Been working on a project that involves fiber optics and some interesting ways of exploiting them.  But optics can sometimes have their own agenda… You’d think “Hey, what can really go wrong?  This is physics, right?”

You can break fibers, crack them, crush optics, have laser failures, torch failures, low transmission issues, bad mechanical splices, bad polishes on connectors, adhesive failures, bad fiber optics batches… and this can go on and on… to the point that you wonder why the part that is relatively simple is being so gosh-darned hard.  All of this, in one day.  We haven’t even gotten to the hard part yet – the part that is technically and scientifically challenging (and fun).

I strongly suspect that in my lab the laws of physics have been beaten with rubber hoses and had fingers broken with pliers.  Then life came along and stole it’s candy and stomped on it’s glasses.  And life chuckled with bone-chilling soulless mirth.

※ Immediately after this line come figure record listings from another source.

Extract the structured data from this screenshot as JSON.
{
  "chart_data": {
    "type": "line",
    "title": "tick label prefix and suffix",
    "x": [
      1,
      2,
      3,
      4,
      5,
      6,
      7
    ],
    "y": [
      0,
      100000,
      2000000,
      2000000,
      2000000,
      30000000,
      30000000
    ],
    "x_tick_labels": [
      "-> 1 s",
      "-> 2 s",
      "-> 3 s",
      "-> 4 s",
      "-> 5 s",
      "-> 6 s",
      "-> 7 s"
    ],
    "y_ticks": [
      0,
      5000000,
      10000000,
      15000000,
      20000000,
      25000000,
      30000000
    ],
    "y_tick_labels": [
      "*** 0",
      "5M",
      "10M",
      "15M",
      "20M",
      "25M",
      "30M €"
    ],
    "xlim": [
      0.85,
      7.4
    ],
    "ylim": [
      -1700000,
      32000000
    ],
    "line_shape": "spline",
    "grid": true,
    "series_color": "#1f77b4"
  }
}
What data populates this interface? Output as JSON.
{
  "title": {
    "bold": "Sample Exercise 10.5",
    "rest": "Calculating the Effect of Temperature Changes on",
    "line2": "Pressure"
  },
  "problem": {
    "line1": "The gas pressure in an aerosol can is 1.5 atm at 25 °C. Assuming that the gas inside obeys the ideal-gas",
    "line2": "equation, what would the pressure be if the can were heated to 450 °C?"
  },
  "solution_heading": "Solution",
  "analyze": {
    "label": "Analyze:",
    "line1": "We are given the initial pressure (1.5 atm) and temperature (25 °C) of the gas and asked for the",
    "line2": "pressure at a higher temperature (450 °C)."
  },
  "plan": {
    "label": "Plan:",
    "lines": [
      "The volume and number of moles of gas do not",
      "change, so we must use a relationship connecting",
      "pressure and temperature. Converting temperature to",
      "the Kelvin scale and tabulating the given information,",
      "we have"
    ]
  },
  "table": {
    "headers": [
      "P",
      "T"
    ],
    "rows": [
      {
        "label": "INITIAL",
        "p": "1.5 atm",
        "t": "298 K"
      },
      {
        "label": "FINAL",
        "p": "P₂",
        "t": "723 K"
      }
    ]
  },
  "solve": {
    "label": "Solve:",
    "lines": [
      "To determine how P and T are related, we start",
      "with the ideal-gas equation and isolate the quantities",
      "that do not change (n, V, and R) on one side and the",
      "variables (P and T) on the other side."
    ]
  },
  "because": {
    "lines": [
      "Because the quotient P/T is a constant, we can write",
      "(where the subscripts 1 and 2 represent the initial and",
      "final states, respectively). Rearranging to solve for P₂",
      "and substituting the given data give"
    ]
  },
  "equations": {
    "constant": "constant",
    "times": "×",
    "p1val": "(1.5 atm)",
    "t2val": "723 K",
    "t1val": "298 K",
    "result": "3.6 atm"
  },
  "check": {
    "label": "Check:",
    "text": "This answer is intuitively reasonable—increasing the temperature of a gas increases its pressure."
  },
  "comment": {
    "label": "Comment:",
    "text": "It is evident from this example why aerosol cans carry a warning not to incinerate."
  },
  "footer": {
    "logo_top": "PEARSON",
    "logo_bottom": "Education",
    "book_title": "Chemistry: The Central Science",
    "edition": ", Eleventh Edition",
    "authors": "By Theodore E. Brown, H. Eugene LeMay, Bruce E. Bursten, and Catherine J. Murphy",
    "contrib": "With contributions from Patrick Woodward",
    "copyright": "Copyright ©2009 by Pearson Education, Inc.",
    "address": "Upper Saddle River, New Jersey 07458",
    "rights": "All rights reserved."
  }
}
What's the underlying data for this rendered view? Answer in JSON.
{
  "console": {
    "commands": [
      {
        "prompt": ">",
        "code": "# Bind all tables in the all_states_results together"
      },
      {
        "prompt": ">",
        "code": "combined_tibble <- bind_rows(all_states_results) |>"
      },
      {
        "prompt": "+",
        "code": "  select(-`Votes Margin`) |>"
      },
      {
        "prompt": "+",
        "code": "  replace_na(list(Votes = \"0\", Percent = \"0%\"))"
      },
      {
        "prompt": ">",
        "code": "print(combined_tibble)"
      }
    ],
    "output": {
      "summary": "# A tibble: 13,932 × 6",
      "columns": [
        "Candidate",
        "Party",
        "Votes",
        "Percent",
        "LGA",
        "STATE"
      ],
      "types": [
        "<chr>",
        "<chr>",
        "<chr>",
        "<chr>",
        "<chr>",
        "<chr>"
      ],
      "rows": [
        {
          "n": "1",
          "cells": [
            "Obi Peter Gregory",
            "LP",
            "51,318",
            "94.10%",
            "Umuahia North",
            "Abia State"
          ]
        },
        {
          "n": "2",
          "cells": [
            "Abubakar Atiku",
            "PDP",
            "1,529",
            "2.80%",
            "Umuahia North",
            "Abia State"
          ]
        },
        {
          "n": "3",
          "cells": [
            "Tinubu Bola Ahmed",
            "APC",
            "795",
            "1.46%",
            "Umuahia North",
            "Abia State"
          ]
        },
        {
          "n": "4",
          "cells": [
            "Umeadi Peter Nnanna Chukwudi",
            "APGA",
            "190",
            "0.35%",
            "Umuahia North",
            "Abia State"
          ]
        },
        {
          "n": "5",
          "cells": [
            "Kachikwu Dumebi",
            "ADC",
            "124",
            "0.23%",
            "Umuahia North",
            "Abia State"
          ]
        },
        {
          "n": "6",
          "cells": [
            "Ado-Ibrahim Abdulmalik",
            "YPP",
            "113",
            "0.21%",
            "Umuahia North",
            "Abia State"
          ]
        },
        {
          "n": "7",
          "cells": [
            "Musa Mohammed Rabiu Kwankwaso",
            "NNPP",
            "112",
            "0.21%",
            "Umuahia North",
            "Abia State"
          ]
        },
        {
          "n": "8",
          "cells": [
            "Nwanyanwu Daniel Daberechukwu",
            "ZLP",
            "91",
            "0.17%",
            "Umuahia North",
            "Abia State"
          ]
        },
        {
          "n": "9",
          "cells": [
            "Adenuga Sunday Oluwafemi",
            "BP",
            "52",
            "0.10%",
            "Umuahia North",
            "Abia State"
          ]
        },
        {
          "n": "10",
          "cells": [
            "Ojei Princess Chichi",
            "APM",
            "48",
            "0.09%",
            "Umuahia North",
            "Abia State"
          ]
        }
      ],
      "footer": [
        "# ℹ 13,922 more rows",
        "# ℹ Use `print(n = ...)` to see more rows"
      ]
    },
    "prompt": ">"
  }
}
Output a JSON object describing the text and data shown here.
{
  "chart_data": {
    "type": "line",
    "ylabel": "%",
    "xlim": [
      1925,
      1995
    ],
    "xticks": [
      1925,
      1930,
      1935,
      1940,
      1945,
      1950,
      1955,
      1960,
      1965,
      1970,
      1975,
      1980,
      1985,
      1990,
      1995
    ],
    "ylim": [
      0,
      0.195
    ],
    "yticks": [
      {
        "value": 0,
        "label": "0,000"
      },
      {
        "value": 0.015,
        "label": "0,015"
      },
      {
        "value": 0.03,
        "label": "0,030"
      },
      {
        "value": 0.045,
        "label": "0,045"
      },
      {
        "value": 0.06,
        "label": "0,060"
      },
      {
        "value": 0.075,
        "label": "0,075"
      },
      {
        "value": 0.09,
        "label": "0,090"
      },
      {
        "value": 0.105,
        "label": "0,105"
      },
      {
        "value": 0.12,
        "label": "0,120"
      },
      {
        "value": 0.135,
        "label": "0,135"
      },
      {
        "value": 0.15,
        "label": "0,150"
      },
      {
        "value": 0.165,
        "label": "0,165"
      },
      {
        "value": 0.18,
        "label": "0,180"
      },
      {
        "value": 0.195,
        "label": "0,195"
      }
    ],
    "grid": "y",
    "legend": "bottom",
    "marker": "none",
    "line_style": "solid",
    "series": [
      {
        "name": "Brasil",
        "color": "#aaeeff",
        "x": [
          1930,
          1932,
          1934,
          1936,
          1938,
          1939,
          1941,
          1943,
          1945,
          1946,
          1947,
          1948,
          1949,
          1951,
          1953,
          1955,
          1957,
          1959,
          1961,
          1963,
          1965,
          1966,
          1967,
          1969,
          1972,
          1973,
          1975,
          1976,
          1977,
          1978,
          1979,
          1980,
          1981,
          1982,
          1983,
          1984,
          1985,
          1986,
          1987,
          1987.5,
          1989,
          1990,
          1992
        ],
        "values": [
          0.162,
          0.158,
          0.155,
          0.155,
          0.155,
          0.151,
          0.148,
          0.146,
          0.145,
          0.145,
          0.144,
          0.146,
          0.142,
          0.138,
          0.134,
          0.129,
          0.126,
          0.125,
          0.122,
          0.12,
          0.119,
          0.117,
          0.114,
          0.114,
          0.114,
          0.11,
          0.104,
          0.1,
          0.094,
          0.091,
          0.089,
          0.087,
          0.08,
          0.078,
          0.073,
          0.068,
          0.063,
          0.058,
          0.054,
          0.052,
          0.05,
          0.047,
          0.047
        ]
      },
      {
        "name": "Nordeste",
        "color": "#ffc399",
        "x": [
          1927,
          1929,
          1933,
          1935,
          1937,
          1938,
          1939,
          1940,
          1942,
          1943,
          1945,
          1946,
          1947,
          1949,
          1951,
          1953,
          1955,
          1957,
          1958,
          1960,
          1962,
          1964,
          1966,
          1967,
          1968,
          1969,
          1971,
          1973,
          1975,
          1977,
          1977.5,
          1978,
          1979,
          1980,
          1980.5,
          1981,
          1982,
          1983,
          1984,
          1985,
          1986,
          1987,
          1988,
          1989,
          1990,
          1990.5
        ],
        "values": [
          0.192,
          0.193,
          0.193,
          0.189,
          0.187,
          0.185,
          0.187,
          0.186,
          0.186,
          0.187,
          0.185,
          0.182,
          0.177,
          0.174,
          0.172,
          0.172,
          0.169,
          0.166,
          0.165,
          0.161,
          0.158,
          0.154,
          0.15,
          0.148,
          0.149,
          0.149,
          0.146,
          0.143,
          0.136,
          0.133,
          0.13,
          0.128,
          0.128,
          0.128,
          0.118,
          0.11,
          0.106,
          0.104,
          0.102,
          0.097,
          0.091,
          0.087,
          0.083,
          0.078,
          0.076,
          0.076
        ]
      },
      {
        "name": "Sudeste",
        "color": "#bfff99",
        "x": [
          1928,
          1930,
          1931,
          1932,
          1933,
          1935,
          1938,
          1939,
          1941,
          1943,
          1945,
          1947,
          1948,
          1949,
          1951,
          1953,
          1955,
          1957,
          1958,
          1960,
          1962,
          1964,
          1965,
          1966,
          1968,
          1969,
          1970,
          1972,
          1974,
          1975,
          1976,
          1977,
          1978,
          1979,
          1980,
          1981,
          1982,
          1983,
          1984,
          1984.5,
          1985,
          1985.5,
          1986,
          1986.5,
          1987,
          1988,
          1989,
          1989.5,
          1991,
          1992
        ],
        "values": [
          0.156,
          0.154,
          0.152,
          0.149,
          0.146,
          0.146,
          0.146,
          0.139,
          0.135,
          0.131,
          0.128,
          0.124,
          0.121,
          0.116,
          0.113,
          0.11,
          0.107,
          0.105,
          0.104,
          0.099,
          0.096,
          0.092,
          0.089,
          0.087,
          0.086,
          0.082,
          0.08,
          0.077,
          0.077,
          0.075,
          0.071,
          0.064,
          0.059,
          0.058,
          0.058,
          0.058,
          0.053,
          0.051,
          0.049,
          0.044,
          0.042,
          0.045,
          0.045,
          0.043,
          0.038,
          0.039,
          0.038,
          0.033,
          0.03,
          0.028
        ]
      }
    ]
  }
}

Thank goodness that ThinkGeek is there to help me feel motivated to get out of bed on months like these last few.

The flying alarm clock:

The Flying Alarm Clock wakes you up with a loud shrieking alarm coupled with a little propeller-driven key that leaps off your nightstand. To turn off the horrible racket, you have to get out of bed and retrieve the key. The propeller flies the key high into the air and off into some dusty corner. You have to force your sleep addled brain into wakefulness, move your stiff legs and retrieve the key before the alarm goes off. By the time you’ve done so, you’re awake enough at least to go make a pot of coffee.


Good gravy, I need a Corndog Factory so bad that I feel like my innards have been sucked out through my kneecaps.  Oh, the humanity.


I probably also need some Bear Paw Forks, too.